Moschetti I., Brandt D., Perera R., Clarke M., Heneghan C.
OBJECTIVE: To assess the reporting of monitoring recommendations in guidelines on the prevention and treatment of cardiovascular disease. DATA SOURCES: Medline, Trip database, National Guideline Clearinghouse, and databases containing guidelines published from January 2002 to February 2010. Data selection Three major risk factors for cardiovascular disease: cholesterol level, smoking, and hypertension. The primary outcome was the frequency with which the guidelines dealt with monitoring of risk factors. Secondary outcomes were completeness of monitoring recommendations, defined by the presence of what to monitor, when to monitor, what to do if the targets or variables were not met, and the reported level or strength of the evidence.
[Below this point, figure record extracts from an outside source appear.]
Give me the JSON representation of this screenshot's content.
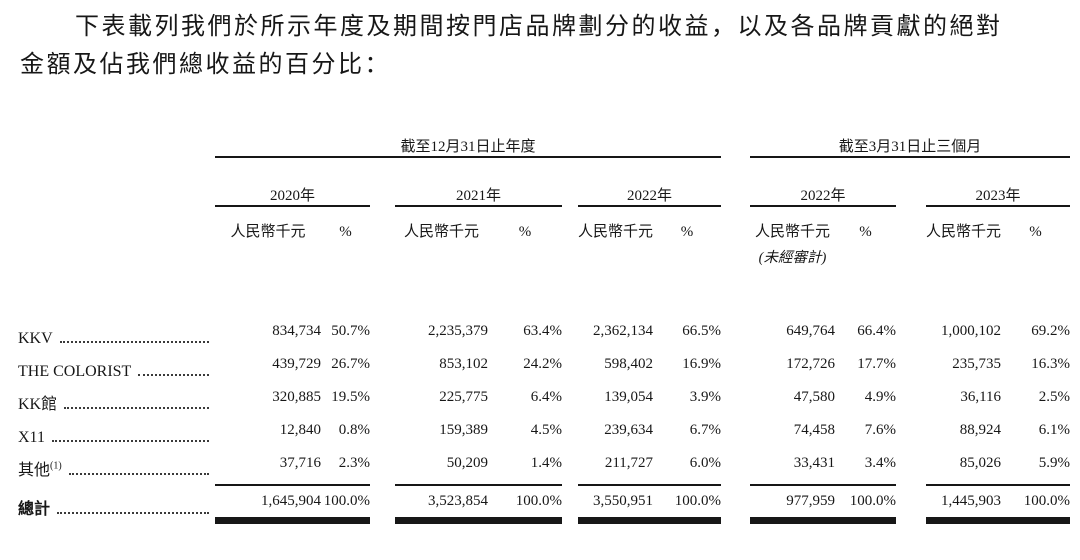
{
  "paragraph": {
    "line1": "下表載列我們於所示年度及期間按門店品牌劃分的收益，以及各品牌貢獻的絕對",
    "line2": "金額及佔我們總收益的百分比："
  },
  "table": {
    "period_groups": [
      {
        "label": "截至12月31日止年度",
        "years": [
          "2020年",
          "2021年",
          "2022年"
        ]
      },
      {
        "label": "截至3月31日止三個月",
        "years": [
          "2022年",
          "2023年"
        ]
      }
    ],
    "unit_header": "人民幣千元",
    "percent_header": "%",
    "unaudited_note": "(未經審計)",
    "rows": [
      {
        "label": "KKV",
        "sup": "",
        "values": [
          [
            "834,734",
            "50.7%"
          ],
          [
            "2,235,379",
            "63.4%"
          ],
          [
            "2,362,134",
            "66.5%"
          ],
          [
            "649,764",
            "66.4%"
          ],
          [
            "1,000,102",
            "69.2%"
          ]
        ]
      },
      {
        "label": "THE COLORIST",
        "sup": "",
        "values": [
          [
            "439,729",
            "26.7%"
          ],
          [
            "853,102",
            "24.2%"
          ],
          [
            "598,402",
            "16.9%"
          ],
          [
            "172,726",
            "17.7%"
          ],
          [
            "235,735",
            "16.3%"
          ]
        ]
      },
      {
        "label": "KK館",
        "sup": "",
        "values": [
          [
            "320,885",
            "19.5%"
          ],
          [
            "225,775",
            "6.4%"
          ],
          [
            "139,054",
            "3.9%"
          ],
          [
            "47,580",
            "4.9%"
          ],
          [
            "36,116",
            "2.5%"
          ]
        ]
      },
      {
        "label": "X11",
        "sup": "",
        "values": [
          [
            "12,840",
            "0.8%"
          ],
          [
            "159,389",
            "4.5%"
          ],
          [
            "239,634",
            "6.7%"
          ],
          [
            "74,458",
            "7.6%"
          ],
          [
            "88,924",
            "6.1%"
          ]
        ]
      },
      {
        "label": "其他",
        "sup": "(1)",
        "values": [
          [
            "37,716",
            "2.3%"
          ],
          [
            "50,209",
            "1.4%"
          ],
          [
            "211,727",
            "6.0%"
          ],
          [
            "33,431",
            "3.4%"
          ],
          [
            "85,026",
            "5.9%"
          ]
        ]
      }
    ],
    "total": {
      "label": "總計",
      "values": [
        [
          "1,645,904",
          "100.0%"
        ],
        [
          "3,523,854",
          "100.0%"
        ],
        [
          "3,550,951",
          "100.0%"
        ],
        [
          "977,959",
          "100.0%"
        ],
        [
          "1,445,903",
          "100.0%"
        ]
      ]
    }
  }
}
RESULTS: 117 guidelines were identified, 84 (72%) of which contained a section on lipids. Of those guidelines with a section on lipids, 53% (n = 44) provided no information or specific recommendations on what to monitor, 51% (n = 43) provided no information on when to monitor, and 64% (n = 54) provided no guidance on what to do if the target was out of range. Guidelines for hypertension (n = 79) and smoking (n = 65) were little better, with 63% (n = 50) and 54% (n = 35), respectively, providing no recommendation for what to monitor. The number of guidelines that explicitly referenced the level of evidence for monitoring was low, with most of the recommendations based on weak levels of evidence. CONCLUSION: Many guidelines for cardiovascular disease do not report clearly what to monitor and what to do if a change is detected. If no evidence is available to support a specific monitoring schedule, this should be explicit in the guideline, with a description of the new research that would fill the gap.